Çünkü sandıktan çıkan neticeden görebildiğimiz kadarıyla AK Parti seçmeni dörde ayrılmış durumda:
1- AK Parti’den vazgeçmeyenler.
2- Sandığa gitmeyen AK Partililer.
3- Yeniden Refah’a yönelen AK Parti seçmeni.
4- Tepkisini CHP adaylarına oy vererek gösteren AK Partililer.
Geceden sabaha ortaya çıkan tabloya göre; “sandığa gitmeyen AK Partililer” yerel seçimlerin sonucunu direkt etkilemiş.

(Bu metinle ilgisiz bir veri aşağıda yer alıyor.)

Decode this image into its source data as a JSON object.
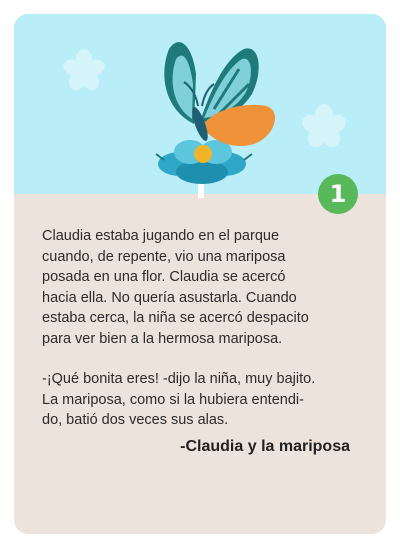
{
  "card": {
    "number": "1",
    "story_lines": [
      "Claudia estaba jugando en el parque",
      "cuando, de repente, vio una mariposa",
      "posada en una flor. Claudia se acercó",
      "hacia ella. No quería asustarla. Cuando",
      "estaba cerca, la niña se acercó despacito",
      "para ver bien a la hermosa mariposa."
    ],
    "dialogue_lines": [
      "-¡Qué bonita eres! -dijo la niña, muy bajito.",
      "La mariposa, como si la hubiera entendi-",
      "do, batió dos veces sus alas."
    ],
    "signature": "-Claudia y la mariposa"
  },
  "colors": {
    "sky": "#b9eef8",
    "card_bottom": "#ede3dd",
    "badge": "#58b85a",
    "wing_teal_dark": "#1f7a7a",
    "wing_teal_light": "#7fd0d9",
    "wing_orange": "#f0923a",
    "flower": "#2fa8c8"
  },
  "icons": [
    "butterfly-illustration",
    "flower-illustration",
    "cloud-flower-icon"
  ]
}
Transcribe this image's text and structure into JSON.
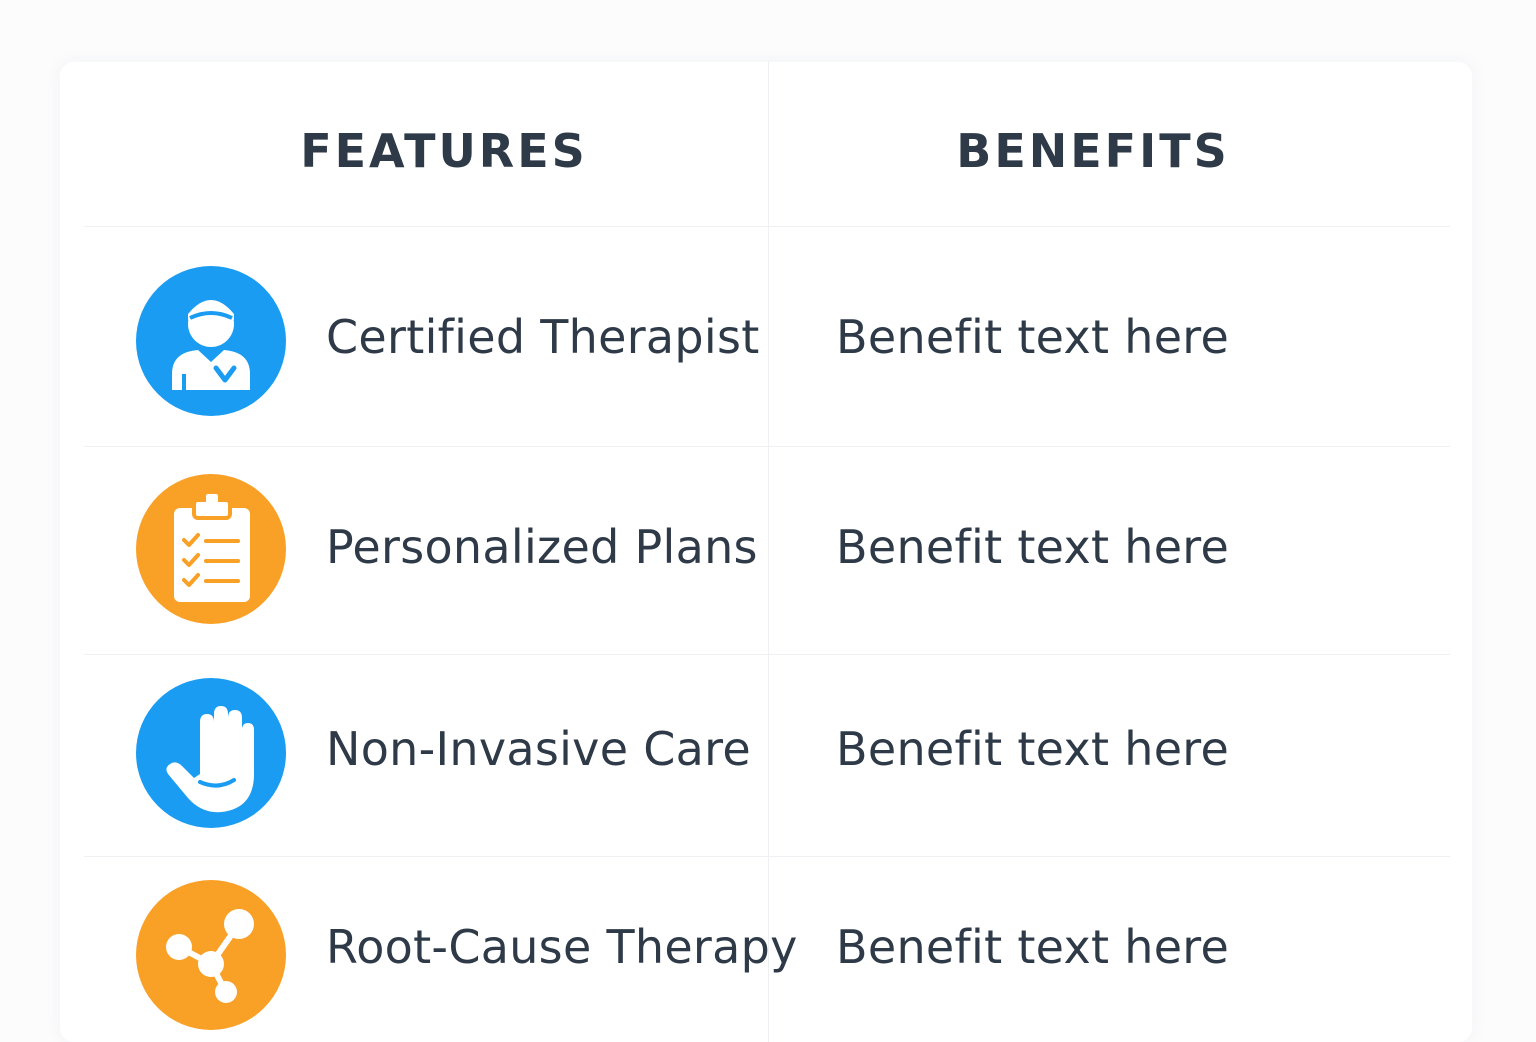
{
  "table": {
    "headers": {
      "features": "FEATURES",
      "benefits": "BENEFITS"
    },
    "rows": [
      {
        "feature": "Certified Therapist",
        "benefit": "Benefit text here",
        "icon": "therapist-icon",
        "color": "#1a9cf2"
      },
      {
        "feature": "Personalized Plans",
        "benefit": "Benefit text here",
        "icon": "clipboard-checklist-icon",
        "color": "#f9a027"
      },
      {
        "feature": "Non-Invasive Care",
        "benefit": "Benefit text here",
        "icon": "hand-icon",
        "color": "#1a9cf2"
      },
      {
        "feature": "Root-Cause Therapy",
        "benefit": "Benefit text here",
        "icon": "molecule-icon",
        "color": "#f9a027"
      }
    ]
  },
  "colors": {
    "blue": "#1a9cf2",
    "orange": "#f9a027",
    "text": "#2f3a48",
    "divider": "#eef0f3"
  }
}
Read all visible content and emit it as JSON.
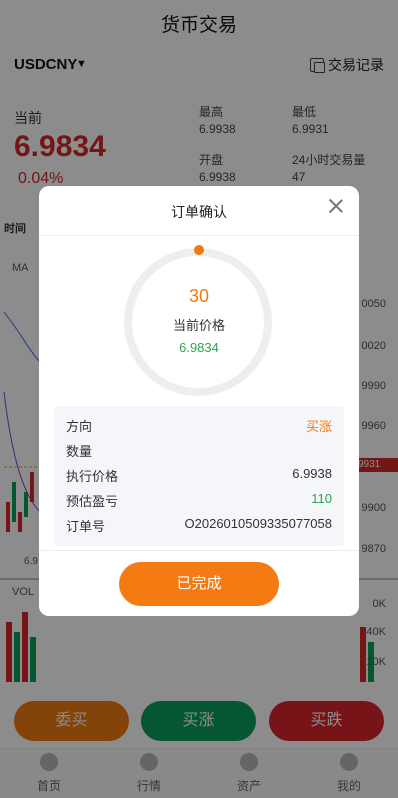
{
  "header": {
    "title": "货币交易",
    "symbol": "USDCNY",
    "records_label": "交易记录"
  },
  "quote": {
    "label": "当前",
    "price": "6.9834",
    "change": "0.04%",
    "high_label": "最高",
    "high": "6.9938",
    "low_label": "最低",
    "low": "6.9931",
    "open_label": "开盘",
    "open": "6.9938",
    "volume_label": "24小时交易量",
    "volume": "47"
  },
  "chart": {
    "tab": "时间",
    "ma_label": "MA",
    "vol_label": "VOL",
    "price_ticks": [
      "0050",
      "0020",
      "9990",
      "9960",
      "9900",
      "9870"
    ],
    "current_price_tag": "9931",
    "low_marker": "6.9",
    "volume_ticks": [
      "0K",
      "40K",
      "10K"
    ],
    "colors": {
      "up": "#0a9e5c",
      "down": "#d8262d"
    }
  },
  "actions": {
    "entrust": "委买",
    "buy": "买涨",
    "sell": "买跌"
  },
  "tabbar": {
    "home": "首页",
    "market": "行情",
    "assets": "资产",
    "mine": "我的"
  },
  "modal": {
    "title": "订单确认",
    "countdown": "30",
    "current_price_label": "当前价格",
    "current_price": "6.9834",
    "rows": [
      {
        "key": "方向",
        "value": "买涨"
      },
      {
        "key": "数量",
        "value": ""
      },
      {
        "key": "执行价格",
        "value": "6.9938"
      },
      {
        "key": "预估盈亏",
        "value": "110"
      },
      {
        "key": "订单号",
        "value": "O2026010509335077058"
      }
    ],
    "done_label": "已完成",
    "accent": "#f47a12"
  }
}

İstanbul’dan örneklendirirsek; seçmen sayısı 5 yılda 750 bin artarken, sandığa gitme oranı 2019’a göre yüzde 4,5 düşmüş. Ekrem İmamoğlu Mart 2019 seçimlerinde 4 milyon 169 bin oy almış ve rakibini 13 bin oyla geçmişti. İmamoğlu, pazar günkü seçimlerde 4 milyon 432 bin oy alarak oylarını 370 bin artırdı. Murat Kurum ise 3 milyon 430 bin oyda kaldı ve AK Parti’nin 2019’daki oyunun 726 bin gerisine düştü. Buradan bir okuma yaparsak AK Parti’nin potansiyel 1 milyon seçmeninin sandığa gitmediğine dair kaba bir veri çıkıyor. Yeniden Refah’ın aldığı 226 bin oyu da katarsak 1 milyonun da üzerine çıkıyor. İstanbul’da iki aday arasındaki fark da 1 milyon 50 bin oy.
AK Parti’nin kaybettiği ve ucu ucuna kazandığı çok sayıda şehir ve ilçelerde de dikkat çeken bir tablo var: Örneğin; AK Parti’nin 16 bin oyla kaybettiği Eyüpsultan’da 60 bin seçmen sandığa gitmemiş. Yine Üsküdar’da Hilmi Türkmen gibi hizmetleriyle adından söz ettiren bir aday olmasına rağmen 80 bin seçmen sandığa gitmemiş. Üstelik Üsküdar’da seçmen sayısı 2019’a göre değişmemiş. AK Parti kesin olmayan sonuçlara göre Beykoz’u 1430 oyla kaybettiği görünüyor. İtiraz edilen sandıklar var, YSK inceliyor ancak şu tablo hayli dikkat çekici: Seçmen sayısının 4 bin 500 arttığı ilçede CHP adayı 2019’da 12 bin oy alan İYİ Parti’nin oylarını almış. AK Parti adayı ise 7 bin 500 oy kaybı yaşamış. Beykoz’da Yeniden Refah’ın 4 bin oyu var. İlçede kullanılmayan oy ise 35 bin civarında.
Net olan şu: AK Parti seçmeni tepkisini ya sandığa gitmeyerek ya da Yeniden Refah ve kazanacak karşı adaya oy vererek göstermiş. Yani anketlerde görülen ve son haftalara kadar da sonucu değiştirecek oranda olan “kararsız seçmen” hanesinin yerini 31 Mart’ta “küskün seçmen” kitlesi almış durumda. Aralarındaki fark ise çok büyük; anketin sonucu değişiyor, tahminler tutmuyor lakin sandık sonucu asla değişmiyor.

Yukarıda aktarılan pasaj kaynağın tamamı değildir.